Table 1 presents data for the distribution of number of conditions present in each participant by BMI category for men and women. The overall prevalence of multimorbidity, defined as two or more morbidities, was 27.1% in men and 33.3% in women. The prevalence of multimorbidity increased with BMI category in both genders. The prevalence of multimorbidity in normal weight men was 23.1%, increasing to 27.2% in overweight, 32.7% in obesity category I, 38.0% in obesity category II and 43.8% in obesity category III. In women, the prevalence of multimorbidity in normal weight patients was 27.6%, rising to 34.2% in overweight, 40.5% in obesity category I, 44.8% in obesity category II and 51.2% in obesity category III. The most prevalent single conditions in males and females were depression, back pain and other joint problems. The prevalence of individual conditions was generally associated with BMI category; women had higher rates of disease than men in several disease categories.
Table 1.
Number of conditions | Underweight (4735) | Normal weight (152 869) | Overweight (243 251) | Obese category I (108 223) | Obese category II (31 065) | Obese category III (12 548) | |
---|---|---|---|---|---|---|---|
No conditions | Men | 1894 (40.0) | 60 212 (39.4) | 86 477 (35.6) | 33 619 (31.1) | 8809 (28.4) | 3191 (25.4) |
Women | 5712 (36.6) | 94 032 (37.3) | 63 945 (30.2) | 28 328 (26.0) | 11 296 (23.9) | 5716 (21.2) | |
One condition | Men | 1498 (31.6) | 49 965 (32.7) | 79 247 (32.6) | 34 687 (32.1) | 9420 (30.3) | 3749 (29.9) |
Women | 4957 (31.7) | 82 795 (32.8) | 68 177 (32.2) | 33 267 (30.5) | 13 764 (29.1) | 7287 (27.0) | |
Two conditions | Men | 830 (17.5) | 26 915 (17.6) | 46 991 (19.3) | 22 749 (21.0) | 6918 (22.3) | 2875 (22.9) |
Women | 3153 (20.2) | 47 643 (18.9) | 46 346 (21.9) | 25 945 (23.8) | 11 490 (24.3) | 6942 (25.7) | |
Three conditions | Men | 380 (8.0) | 10 986 (7.2) | 20 939 (8.6) | 11 270 (10.4) | 3673 (11.8) | 1492 (11.9) |
Women | 1296 (8.3) | 20 167 (8.0) | 2248 (10.8) | 13 768 (12.6) | 6829 (14.5) | 4183 (15.5) | |
Four conditions | Men | 96 (2.0) | 3595 (2.4) | 7161 (2.9) | 4160 (3.8) | 1622 (5.2) | 855 (6.8) |
Women | 391 (2.5) | 6005 (2.4) | 7826 (3.7) | 5654 (5.2) | 2766 (5.9) | 1998 (7.4) | |
Five or more conditions | Men | 37 (0.8) | 1196 (0.8) | 2436 (1.0) | 1739 (1.6) | 623 (2.0) | 386 (3.1) |
Women | 117 (0.7) | 1664 (0.7) | 2359 (1.1) | 2191 (2.0) | 1108 (2.3) | 861 (3.2) |
Figures are frequencies (column percents). Units of analysis are person–years of observation.

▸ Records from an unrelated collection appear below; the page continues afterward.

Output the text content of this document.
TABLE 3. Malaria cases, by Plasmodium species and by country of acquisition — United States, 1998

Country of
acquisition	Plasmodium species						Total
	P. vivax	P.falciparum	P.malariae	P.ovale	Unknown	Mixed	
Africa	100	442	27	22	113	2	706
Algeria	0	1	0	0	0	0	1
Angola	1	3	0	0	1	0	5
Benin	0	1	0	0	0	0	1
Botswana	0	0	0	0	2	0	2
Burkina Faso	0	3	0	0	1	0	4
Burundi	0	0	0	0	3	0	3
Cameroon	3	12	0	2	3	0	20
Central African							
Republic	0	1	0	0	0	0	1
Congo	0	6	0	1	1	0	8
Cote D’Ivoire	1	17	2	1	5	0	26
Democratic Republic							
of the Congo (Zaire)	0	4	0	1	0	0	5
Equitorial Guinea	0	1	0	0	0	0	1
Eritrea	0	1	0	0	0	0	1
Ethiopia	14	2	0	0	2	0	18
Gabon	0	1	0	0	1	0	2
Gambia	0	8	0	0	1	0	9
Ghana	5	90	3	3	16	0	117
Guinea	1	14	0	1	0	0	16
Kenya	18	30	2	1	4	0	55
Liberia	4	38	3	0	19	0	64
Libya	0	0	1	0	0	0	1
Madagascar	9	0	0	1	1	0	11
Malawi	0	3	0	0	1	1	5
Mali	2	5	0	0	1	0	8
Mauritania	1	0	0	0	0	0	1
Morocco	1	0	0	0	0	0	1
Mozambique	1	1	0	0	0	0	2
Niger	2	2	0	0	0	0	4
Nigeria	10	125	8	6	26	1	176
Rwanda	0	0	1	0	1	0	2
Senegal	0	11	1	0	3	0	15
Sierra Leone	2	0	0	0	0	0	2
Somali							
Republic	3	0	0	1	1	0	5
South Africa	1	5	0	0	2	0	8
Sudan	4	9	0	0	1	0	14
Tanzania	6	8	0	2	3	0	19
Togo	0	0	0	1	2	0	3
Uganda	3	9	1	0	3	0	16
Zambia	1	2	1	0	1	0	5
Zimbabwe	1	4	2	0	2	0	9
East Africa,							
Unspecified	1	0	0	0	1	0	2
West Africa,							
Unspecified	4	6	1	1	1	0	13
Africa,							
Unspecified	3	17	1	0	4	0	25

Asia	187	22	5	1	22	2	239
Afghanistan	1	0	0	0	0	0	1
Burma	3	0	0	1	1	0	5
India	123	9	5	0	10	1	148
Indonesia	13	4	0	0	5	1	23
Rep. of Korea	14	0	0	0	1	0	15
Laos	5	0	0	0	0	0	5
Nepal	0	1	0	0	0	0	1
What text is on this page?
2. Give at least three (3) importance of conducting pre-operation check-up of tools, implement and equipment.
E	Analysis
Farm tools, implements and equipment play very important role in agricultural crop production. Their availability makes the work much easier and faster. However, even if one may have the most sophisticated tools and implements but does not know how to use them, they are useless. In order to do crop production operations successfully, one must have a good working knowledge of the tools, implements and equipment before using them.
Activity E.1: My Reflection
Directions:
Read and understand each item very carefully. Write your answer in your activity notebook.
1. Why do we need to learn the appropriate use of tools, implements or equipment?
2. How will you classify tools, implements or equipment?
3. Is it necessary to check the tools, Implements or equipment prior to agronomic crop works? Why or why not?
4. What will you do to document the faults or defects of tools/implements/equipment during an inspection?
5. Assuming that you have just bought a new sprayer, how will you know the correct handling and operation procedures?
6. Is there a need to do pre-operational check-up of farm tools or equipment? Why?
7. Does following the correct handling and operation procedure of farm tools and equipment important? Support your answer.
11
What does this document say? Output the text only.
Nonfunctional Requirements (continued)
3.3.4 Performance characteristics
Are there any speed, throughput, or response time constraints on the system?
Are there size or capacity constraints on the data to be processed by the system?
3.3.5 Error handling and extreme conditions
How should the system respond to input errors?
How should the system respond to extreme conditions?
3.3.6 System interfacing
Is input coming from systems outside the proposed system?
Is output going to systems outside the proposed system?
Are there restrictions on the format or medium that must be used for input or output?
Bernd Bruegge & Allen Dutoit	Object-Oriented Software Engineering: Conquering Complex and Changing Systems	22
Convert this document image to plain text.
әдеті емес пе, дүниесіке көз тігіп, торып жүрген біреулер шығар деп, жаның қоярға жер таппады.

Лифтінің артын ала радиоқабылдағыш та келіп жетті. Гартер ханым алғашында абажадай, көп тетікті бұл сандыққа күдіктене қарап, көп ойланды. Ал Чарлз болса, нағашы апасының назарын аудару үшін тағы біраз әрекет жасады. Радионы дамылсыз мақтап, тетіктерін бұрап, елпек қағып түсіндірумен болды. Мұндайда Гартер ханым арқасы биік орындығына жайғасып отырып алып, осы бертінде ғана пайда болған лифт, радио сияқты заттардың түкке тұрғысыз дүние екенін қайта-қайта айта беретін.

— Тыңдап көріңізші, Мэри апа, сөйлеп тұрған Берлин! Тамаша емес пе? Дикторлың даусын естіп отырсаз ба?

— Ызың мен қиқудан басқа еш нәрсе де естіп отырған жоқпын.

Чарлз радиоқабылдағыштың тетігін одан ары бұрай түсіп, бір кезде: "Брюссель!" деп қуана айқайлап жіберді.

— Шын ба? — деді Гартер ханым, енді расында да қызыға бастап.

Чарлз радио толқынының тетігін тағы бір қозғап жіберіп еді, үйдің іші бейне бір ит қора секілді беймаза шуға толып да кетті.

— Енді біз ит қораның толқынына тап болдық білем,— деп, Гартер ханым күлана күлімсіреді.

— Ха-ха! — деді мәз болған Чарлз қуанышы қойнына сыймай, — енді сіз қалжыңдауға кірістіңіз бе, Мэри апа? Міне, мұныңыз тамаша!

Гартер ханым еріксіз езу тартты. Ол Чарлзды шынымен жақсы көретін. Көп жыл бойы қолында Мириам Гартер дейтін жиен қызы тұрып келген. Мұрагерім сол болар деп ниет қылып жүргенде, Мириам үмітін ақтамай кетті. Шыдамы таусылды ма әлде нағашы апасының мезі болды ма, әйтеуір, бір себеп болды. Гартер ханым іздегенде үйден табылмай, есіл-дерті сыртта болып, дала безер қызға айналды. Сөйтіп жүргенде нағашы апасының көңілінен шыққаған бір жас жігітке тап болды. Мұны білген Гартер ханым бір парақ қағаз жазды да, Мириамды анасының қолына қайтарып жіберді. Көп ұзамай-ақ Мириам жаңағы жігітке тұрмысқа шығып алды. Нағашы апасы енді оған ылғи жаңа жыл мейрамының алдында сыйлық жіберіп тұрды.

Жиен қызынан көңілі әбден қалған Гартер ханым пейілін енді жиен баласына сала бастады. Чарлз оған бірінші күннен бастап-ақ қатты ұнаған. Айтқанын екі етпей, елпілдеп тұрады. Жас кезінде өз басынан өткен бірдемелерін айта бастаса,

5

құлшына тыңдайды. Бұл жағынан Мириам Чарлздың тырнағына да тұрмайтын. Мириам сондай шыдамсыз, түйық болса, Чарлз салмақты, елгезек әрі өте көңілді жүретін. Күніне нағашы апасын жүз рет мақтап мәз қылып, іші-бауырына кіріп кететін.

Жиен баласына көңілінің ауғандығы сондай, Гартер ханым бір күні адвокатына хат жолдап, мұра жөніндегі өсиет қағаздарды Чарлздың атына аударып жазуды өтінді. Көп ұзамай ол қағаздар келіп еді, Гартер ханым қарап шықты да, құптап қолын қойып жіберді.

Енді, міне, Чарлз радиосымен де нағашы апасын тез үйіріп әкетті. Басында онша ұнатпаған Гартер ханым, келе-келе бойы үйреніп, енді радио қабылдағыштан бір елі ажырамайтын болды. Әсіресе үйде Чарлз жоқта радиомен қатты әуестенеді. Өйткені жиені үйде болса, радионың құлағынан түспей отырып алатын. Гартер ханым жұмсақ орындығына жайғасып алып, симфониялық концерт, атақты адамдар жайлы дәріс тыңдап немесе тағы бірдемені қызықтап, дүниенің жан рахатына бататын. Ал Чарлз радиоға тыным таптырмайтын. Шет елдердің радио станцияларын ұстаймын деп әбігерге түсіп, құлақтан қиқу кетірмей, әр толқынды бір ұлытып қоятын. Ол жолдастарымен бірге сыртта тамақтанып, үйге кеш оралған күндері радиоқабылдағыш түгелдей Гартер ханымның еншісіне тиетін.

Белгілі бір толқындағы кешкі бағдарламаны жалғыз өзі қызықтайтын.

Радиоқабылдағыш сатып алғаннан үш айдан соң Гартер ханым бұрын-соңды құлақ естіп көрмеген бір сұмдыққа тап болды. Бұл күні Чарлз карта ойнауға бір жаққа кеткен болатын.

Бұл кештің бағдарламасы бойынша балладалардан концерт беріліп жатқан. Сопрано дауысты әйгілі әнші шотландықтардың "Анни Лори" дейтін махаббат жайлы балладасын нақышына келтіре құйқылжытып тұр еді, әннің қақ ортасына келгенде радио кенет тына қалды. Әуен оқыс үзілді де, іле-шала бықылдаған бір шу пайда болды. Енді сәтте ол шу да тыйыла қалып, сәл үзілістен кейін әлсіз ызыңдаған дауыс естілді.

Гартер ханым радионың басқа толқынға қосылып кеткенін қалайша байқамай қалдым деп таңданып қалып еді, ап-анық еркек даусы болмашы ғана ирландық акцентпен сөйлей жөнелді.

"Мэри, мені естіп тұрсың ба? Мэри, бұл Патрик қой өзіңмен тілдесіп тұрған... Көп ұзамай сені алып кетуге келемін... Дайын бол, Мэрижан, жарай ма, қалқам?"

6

The prevalence of multimorbidity increased with age in each BMI category (Fig. 1). There was a slight decline in the prevalence of multimorbidity in men aged ≥85 with category II obesity and at ages 75–84 with category III obesity. Similar declines were not observed in women. In each age group, the prevalence of multimorbidity increased with BMI category. In underweight women aged 45–54, and men aged 45–64, the prevalence of multimorbidity was higher than that in persons of normal weight of the same age. The PAF for multimorbidity was estimated to be 19% for obesity alone, and 32% for overweight and obesity combined.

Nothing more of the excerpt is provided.